After the Alabama election of Doug Jones to the U.S. Senate to sit Sessions seat, Dulce Sloan on the The Daily Show with Trevor Noah said, “Or at the very least cancel winter. You know only white people like snow.”

But! but! This video of black Louisianan Da’Quan Bellard dancing in the snow made me smile, made me scream ‘put on a jacket! put on a coat!’, and made me shake my head.

And most remarkable to me, he sings along to Vanessa Carlton’s ‘A Thousand Miles‘ like Frood did back in the day. Whoa!

And Frood’s in Hawaii for the New Years holiday, and I’m sitting here frozen. SMDH.


My New Year’s Resolution? I’m going to reclaim my time too.

And I hope at the end of 2018 I can report back on what reclaiming my time means in my world.

Focus isn’t a word that figures prominently in my vocabulary. That might be a start.


Maria Popova: In Praise of the Telescopic Perspective: A Reflection on Living Through Turbulent Times, reminds us that we have puny little sorrows when viewed from the universe across space and time. I recommend. It’s a good read.

And she nods at Carl Sagan’s Pale Blue Dot.

Approximately 4550 days after leaving the earth, the Voyager space probe turned it’s cameras to photograph the earth from a distance of about 3.7 billion miles from the Voyager. God bless Carl Sagan! He convinced NASA to take the picture because it puts the earth in a context with its place in the universe.  Scientific value? Null. Nada. Zip.
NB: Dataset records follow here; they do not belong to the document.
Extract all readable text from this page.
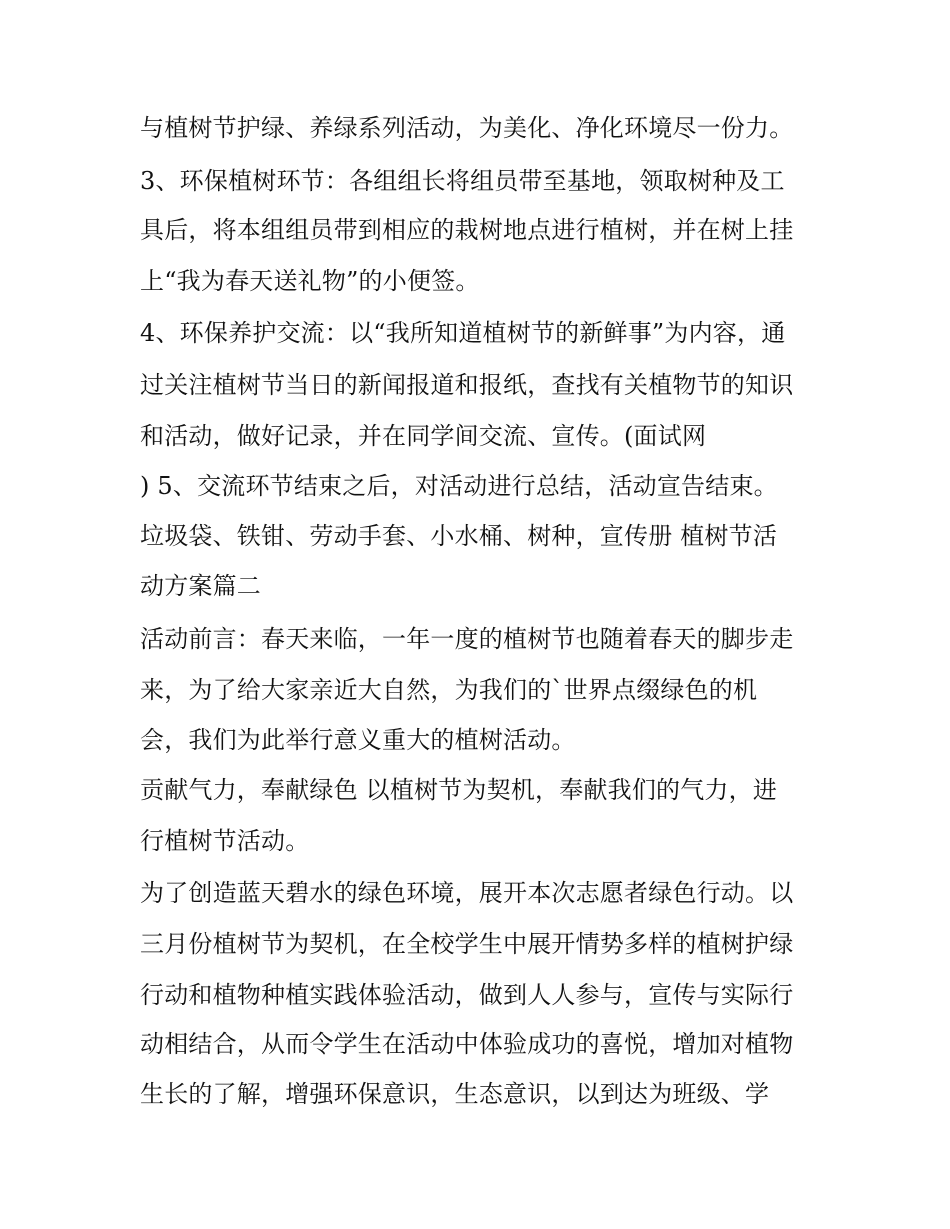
与植树节护绿、养绿系列活动，为美化、净化环境尽一份力。

3、环保植树环节：各组组长将组员带至基地，领取树种及工

具后，将本组组员带到相应的栽树地点进行植树，并在树上挂

上“我为春天送礼物”的小便签。

4、环保养护交流：以“我所知道植树节的新鲜事”为内容，通

过关注植树节当日的新闻报道和报纸，查找有关植物节的知识

和活动，做好记录，并在同学间交流、宣传。(面试网

) 5、交流环节结束之后，对活动进行总结，活动宣告结束。

垃圾袋、铁钳、劳动手套、小水桶、树种，宣传册 植树节活

动方案篇二

活动前言：春天来临，一年一度的植树节也随着春天的脚步走

来，为了给大家亲近大自然，为我们的`世界点缀绿色的机

会，我们为此举行意义重大的植树活动。

贡献气力，奉献绿色 以植树节为契机，奉献我们的气力，进

行植树节活动。

为了创造蓝天碧水的绿色环境，展开本次志愿者绿色行动。以

三月份植树节为契机，在全校学生中展开情势多样的植树护绿

行动和植物种植实践体验活动，做到人人参与，宣传与实际行

动相结合，从而令学生在活动中体验成功的喜悦，增加对植物

生长的了解，增强环保意识，生态意识，以到达为班级、学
“Our planet is a lonely speck in the great enveloping cosmic dark. In our obscurity – in all this vastness – there is no hint that help will come from elsewhere to save us from ourselves. It is up to us. It’s been said that astronomy is a humbling, and I might add a character-building experience. To my mind, there is perhaps a no better demonstration of the folly of human conceits than this distant image of our tiny world. To me, it underscores our responsibility to deal more kindly and compassionately with one another and to preserve and cherish that pale blue dot, the only home we’ve ever known.”

(my bold)

Progress on this pale blue dot is small, baby steps. A struggle.
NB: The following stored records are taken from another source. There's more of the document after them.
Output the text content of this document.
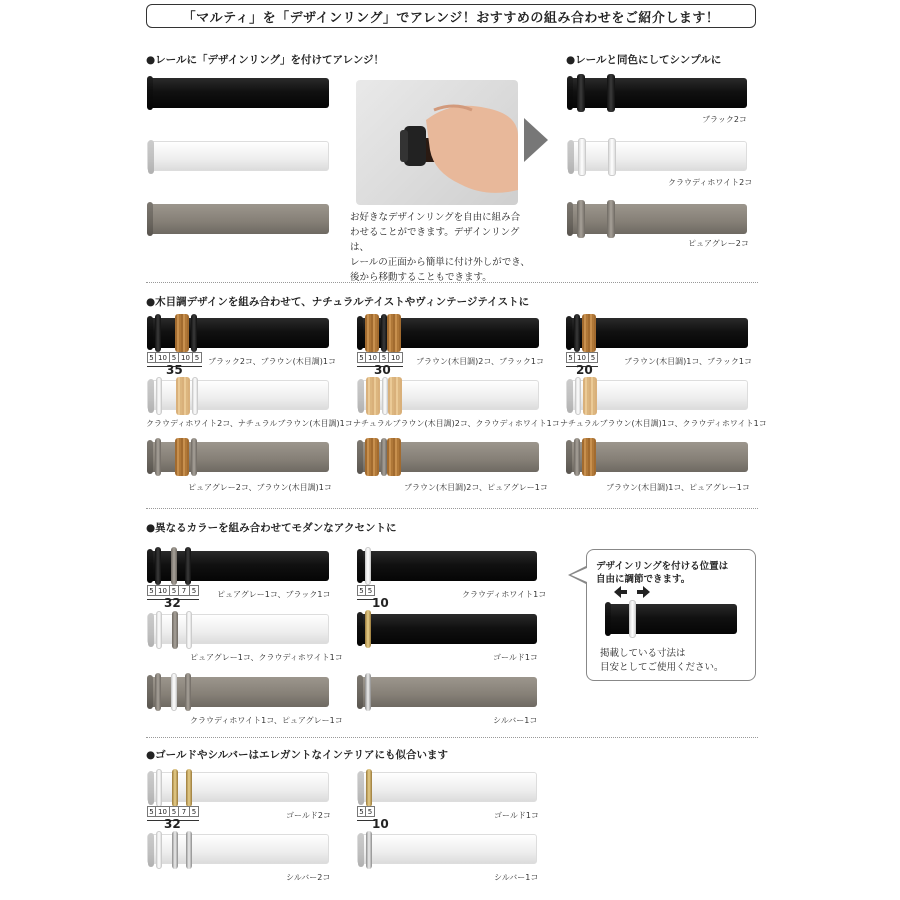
「マルティ」を「デザインリング」でアレンジ！おすすめの組み合わせをご紹介します！
●レールに「デザインリング」を付けてアレンジ！	●レールと同色にしてシンプルに
お好きなデザインリングを自由に組み合
わせることができます。デザインリングは、
レールの正面から簡単に付け外しができ、
後から移動することもできます。
ブラック2コ
クラウディホワイト2コ
ピュアグレー2コ
●木目調デザインを組み合わせて、ナチュラルテイストやヴィンテージテイストに
5 10 5 10 5
35
ブラック2コ、ブラウン(木目調)1コ
クラウディホワイト2コ、ナチュラルブラウン(木目調)1コ
ピュアグレー2コ、ブラウン(木目調)1コ
5 10 5 10
30
ブラウン(木目調)2コ、ブラック1コ
ナチュラルブラウン(木目調)2コ、クラウディホワイト1コ
ブラウン(木目調)2コ、ピュアグレー1コ
5 10 5
20
ブラウン(木目調)1コ、ブラック1コ
ナチュラルブラウン(木目調)1コ、クラウディホワイト1コ
ブラウン(木目調)1コ、ピュアグレー1コ
●異なるカラーを組み合わせてモダンなアクセントに
5 10 5 7 5
32
ピュアグレー1コ、ブラック1コ
ピュアグレー1コ、クラウディホワイト1コ
クラウディホワイト1コ、ピュアグレー1コ
5 5
10
クラウディホワイト1コ
ゴールド1コ
シルバー1コ
デザインリングを付ける位置は
自由に調節できます。
掲載している寸法は
目安としてご使用ください。
●ゴールドやシルバーはエレガントなインテリアにも似合います
5 10 5 7 5
32
ゴールド2コ
シルバー2コ
5 5
10
ゴールド1コ
シルバー1コ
But the progress of this small pale blue dot in our puny little solar system, now we’re talkin’ and I love this reflection from a Vonnegut work of sci-fi:

“Every passing hour brings the Solar System forty-three thousand miles closer to Globular Cluster M13 in Hercules — and still there are some misfits who insist that there is no such thing as progress.”

― Kurt Vonnegut Jr.The Sirens of Titan


Here’s a picture of matcha tea making rings around a cup during an afternoon of conversation. It reflects the contemplative nature of afternoon tea and like crop circles so does conversation. Circle. Contemplation. Circle. Conversation. Circle, the noun, and circle, the verb.
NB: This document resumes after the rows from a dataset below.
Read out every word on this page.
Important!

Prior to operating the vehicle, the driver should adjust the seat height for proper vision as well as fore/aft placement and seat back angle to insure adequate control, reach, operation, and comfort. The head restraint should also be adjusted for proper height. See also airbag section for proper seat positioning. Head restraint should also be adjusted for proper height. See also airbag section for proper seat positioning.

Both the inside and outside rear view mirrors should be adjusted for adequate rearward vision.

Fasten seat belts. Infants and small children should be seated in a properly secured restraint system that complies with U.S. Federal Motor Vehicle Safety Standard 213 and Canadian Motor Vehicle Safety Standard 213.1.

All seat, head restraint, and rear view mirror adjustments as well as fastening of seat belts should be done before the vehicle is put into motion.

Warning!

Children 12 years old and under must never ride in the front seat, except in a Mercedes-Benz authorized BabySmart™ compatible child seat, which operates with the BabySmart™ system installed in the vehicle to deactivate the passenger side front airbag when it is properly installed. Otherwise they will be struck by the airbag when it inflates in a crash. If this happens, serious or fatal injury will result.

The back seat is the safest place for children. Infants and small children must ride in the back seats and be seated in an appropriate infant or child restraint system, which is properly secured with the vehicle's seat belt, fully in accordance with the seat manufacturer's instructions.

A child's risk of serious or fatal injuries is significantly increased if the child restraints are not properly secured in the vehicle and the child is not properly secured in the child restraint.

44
Hardly comparable to the Grand Canyon. Yet somehow a puny little afternoon becomes, Grand. Capital ‘G’.

And very 2017 in it’s Pantone Greenery 15-0343.

Matcha

 

Note to self, fast now: Drink 2017 Pantone Greenery 15-0343 matcha; wear 2018 Pantone Ultra Violet 18-3838.


On the death of two souls I hold dear during December, with deep love and gratitude, I say:

Thank you, Richard.

Thank you, Joan.

And as needed, comfort dropped in yesterday in the form of an exclusive from Longreads:  This is How You Say Goodbye, Lillian Slugocki.


And thank you, dear readers!

Stay safe. Stay warm. And Happy New Year!